Electrical computers and digital processing systems: memory – Addressing combined with specific memory configuration or...
Reexamination Certificate
1998-07-29
2001-04-03
Bragdon, Reginald G. (Department: 2186)
Electrical computers and digital processing systems: memory
Addressing combined with specific memory configuration or...
C709S220000, C711S154000, C711S156000, C711S159000
Reexamination Certificate
active
06212595
ABSTRACT:
The present invention is related to fencing of nodes in a distributed processing environment, and is more particularly related to fencing of nodes in a shared disk subsystem.
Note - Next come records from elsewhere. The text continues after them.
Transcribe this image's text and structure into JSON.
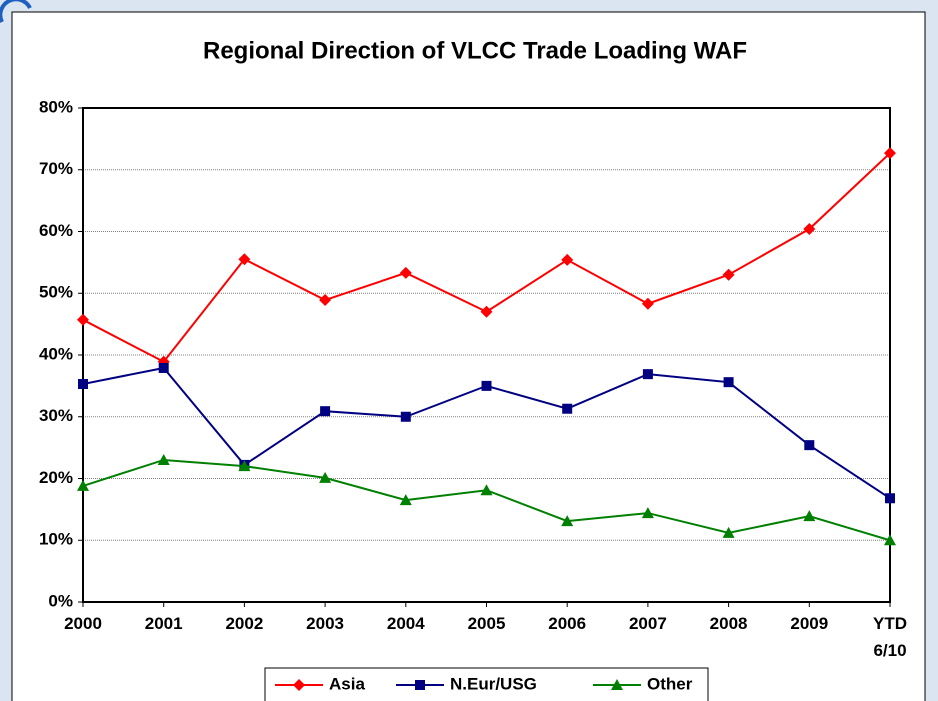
{
  "chart_data": {
    "type": "line",
    "title": "Regional Direction of VLCC Trade Loading WAF",
    "categories": [
      "2000",
      "2001",
      "2002",
      "2003",
      "2004",
      "2005",
      "2006",
      "2007",
      "2008",
      "2009",
      "YTD 6/10"
    ],
    "series": [
      {
        "name": "Asia",
        "color": "#ff0000",
        "marker": "diamond",
        "values": [
          45.7,
          38.9,
          55.5,
          48.9,
          53.3,
          47.0,
          55.4,
          48.3,
          53.0,
          60.4,
          72.7
        ]
      },
      {
        "name": "N.Eur/USG",
        "color": "#000080",
        "marker": "square",
        "values": [
          35.3,
          37.9,
          22.2,
          30.9,
          30.0,
          35.0,
          31.3,
          36.9,
          35.6,
          25.4,
          16.8
        ]
      },
      {
        "name": "Other",
        "color": "#008000",
        "marker": "triangle",
        "values": [
          18.8,
          23.0,
          22.0,
          20.1,
          16.5,
          18.1,
          13.1,
          14.4,
          11.2,
          13.9,
          10.0
        ]
      }
    ],
    "ylim": [
      0,
      80
    ],
    "yticks": [
      {
        "value": 0,
        "label": "0%"
      },
      {
        "value": 10,
        "label": "10%"
      },
      {
        "value": 20,
        "label": "20%"
      },
      {
        "value": 30,
        "label": "30%"
      },
      {
        "value": 40,
        "label": "40%"
      },
      {
        "value": 50,
        "label": "50%"
      },
      {
        "value": 60,
        "label": "60%"
      },
      {
        "value": 70,
        "label": "70%"
      },
      {
        "value": 80,
        "label": "80%"
      }
    ],
    "grid": true
  }
}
BACKGROUND OF THE INVENTION
U.S. Pat. No. 4,919,545 issued Apr. 24, 1990 to Yu for DISTRIBUTED SECURITY PROCEDURE FOR INTELLIGENT NETWORKS, discloses a security technique for use in an intelligent network and includes steps of granting permission to an invocation node to access an object by transmitting a capability and a signature from an execution node to the invocation node thereby providing a method for authorizing a node to gain access to a network resource by using a form of signature encryption at the node.
U.S. Pat. No. 5,301,283 issued Apr. 5, 1994 to Thacker et al. for DYNAMIC ARBITRATION FOR SYSTEM BUS CONTROL IN MULTIPROCESSOR DATA PROCESSING SYSTEM discloses a data processing system having a plurality of commander nodes and at least one resource node interconnected by a system bus, and a bus arbitration technique for determining which commander node is to gain control of the system bus to access the resource node thereby providing a node lockout which prevents nodes from gaining access to the system bus.
U.S. Pat. No. 5,386,551 issued Jan. 31, 1995 to Chikira et al. for DEFERRED RESOURCES RECOVERY discloses a resources management system for fencing all autonomous resources, and a protocol is followed to allow all activities in a work stream to be completed before all fencing is removed.
U.S. Pat. No. 5,416,921 issued May 16, 1995 to Frey et al. for APPARATUS AND ACCOMPANYING METHOD FOR USE IN A SYSPLEX ENVIRONMENT FOR PERFORMING ESCALATED ISOLATION OF A SYSPLEX COMPONENT IN THE EVENT OF A FAILURE discloses an apparatus for use in a multi-system shared data environment which fences through a pre-defined hierarchical order, failed components from accessing shared data in order to protect data integrity.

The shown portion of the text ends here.